I then spoke to another client, who repeated—almost verbatim—Lum’s itinerary. Then another. Lum was not alone. She was one of thousands making the journey from Africa to South America, and eventually to the US. It was not too long ago that I was a stranger to this country myself, flown out of my birthplace knowing little about where I was headed. I was 19— Lum’s age—when I was naturalized, simultaneously pledging an oath to my newfound home while struggling to confront the expansive gap between nationality and citizenship. Perhaps it was because of this that meeting Lum left me breathless.

Our work together was no easy feat. The American justice system is not amenable to freedom.

Our cases were at the mercy of appointed judges, doctrines, and procedural postures that proved time and time again to be incapable of articulating a liberatory vision for Black women.

I could not imagine this terrain, this harrowing journey through the unknown and known of anti-Blackness. Lum and the scores of people we spoke to in detention were only several of thousands. The number of Cameroonians applying for asylum in the US more than doubled—from 821 to 1,840—between 2015 and 2017. Cameroonians are now among the top 10 nationalities arriving at the southern border to seek asylum in the US—at least 10,000 Cameroonians have attempted to obtain asylum in the US since 2016.

And finally, there is the matter of American law enforcement, which—as a matter of principle, perhaps—seems incapable of dislodging anti-Blackness from its daily operation.
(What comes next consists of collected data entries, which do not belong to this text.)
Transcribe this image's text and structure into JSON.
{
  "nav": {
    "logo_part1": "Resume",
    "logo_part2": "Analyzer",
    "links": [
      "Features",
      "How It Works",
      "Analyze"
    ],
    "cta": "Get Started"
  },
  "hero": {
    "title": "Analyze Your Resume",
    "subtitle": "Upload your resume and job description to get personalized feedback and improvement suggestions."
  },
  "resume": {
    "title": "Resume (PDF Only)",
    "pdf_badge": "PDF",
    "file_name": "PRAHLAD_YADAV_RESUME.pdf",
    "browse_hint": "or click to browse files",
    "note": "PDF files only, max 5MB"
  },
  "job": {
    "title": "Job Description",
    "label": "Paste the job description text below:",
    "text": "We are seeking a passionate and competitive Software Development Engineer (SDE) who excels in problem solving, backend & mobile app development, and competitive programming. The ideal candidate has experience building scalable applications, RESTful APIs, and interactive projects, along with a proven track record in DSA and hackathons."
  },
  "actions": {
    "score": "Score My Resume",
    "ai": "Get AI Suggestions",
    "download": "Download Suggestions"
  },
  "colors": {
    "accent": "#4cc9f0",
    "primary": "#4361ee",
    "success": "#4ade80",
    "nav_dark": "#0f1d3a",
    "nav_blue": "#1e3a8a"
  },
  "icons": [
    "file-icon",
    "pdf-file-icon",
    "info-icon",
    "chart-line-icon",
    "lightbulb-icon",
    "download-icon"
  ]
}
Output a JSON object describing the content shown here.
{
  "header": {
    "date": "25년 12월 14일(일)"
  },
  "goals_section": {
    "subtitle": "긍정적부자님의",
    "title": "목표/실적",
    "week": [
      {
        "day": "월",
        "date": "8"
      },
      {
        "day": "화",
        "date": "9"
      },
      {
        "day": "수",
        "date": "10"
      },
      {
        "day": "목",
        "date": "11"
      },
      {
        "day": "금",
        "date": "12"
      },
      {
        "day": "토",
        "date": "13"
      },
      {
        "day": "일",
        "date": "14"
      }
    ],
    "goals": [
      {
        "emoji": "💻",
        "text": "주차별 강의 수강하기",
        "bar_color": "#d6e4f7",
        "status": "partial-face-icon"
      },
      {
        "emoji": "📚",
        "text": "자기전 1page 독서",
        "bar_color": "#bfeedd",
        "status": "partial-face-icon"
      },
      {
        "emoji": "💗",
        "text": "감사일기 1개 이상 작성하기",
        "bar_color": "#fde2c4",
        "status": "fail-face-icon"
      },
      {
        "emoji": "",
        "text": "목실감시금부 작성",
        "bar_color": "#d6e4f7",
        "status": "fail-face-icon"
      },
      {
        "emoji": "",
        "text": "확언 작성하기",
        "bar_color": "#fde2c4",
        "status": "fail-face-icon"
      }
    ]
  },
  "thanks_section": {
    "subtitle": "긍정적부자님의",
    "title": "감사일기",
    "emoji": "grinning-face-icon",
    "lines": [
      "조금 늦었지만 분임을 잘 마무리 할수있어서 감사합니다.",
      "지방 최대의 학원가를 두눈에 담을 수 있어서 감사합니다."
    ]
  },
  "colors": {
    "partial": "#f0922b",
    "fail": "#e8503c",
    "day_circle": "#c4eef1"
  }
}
Lum and others were ignored by medical staff, retaliated against for protesting their conditions, and met with a callous judiciary that lacks a full understanding of Cameroon’s fraught, complex political terrain.

Lum and others recount the ways in which Black immigrants were treated in Mexico, many lacking the basic necessities to maintain a life of normalcy and dignity. Matters on American soil are no better. Pauline Binam, a Cameroonian immigrant, was part of a wave of sterilizations that occurred in ICE detention. Forced sterilization, long been considered a form of torture by the United Nations, has been performed at alarmingly high rates on detained women at a Georgia ICE detention center. This, sadly, is not an anomaly. Cameroonian women have long been protesting the medical conditions in ICE detention. More than two Cameroonian women today, Neola and Josephine, are held in detention now, and have a history of treatment from medical professionals who have disregarded their autonomy.

The migration of Black women across land, boundary, and emotional terrain maps and deepens the understanding of home and personhood, of nation-building on the back of suffering, and of commitment to survival that is nothing less than a testament of miracles. Forced into slavery through the Americas, contemporary slavery through Libya, demeaned, and dislodged. Yet, the need for freedom, too, has its own momentum. Here are our women—vocal, fierce and imaginative—that continue to resist through movement and refuse infinite warfare through occupation. Lum, me, and others, are not going anywhere. There is a place in this world for the many of us for whom this world is unimaginably cruel. It is a world that demands the forging of new boundaries.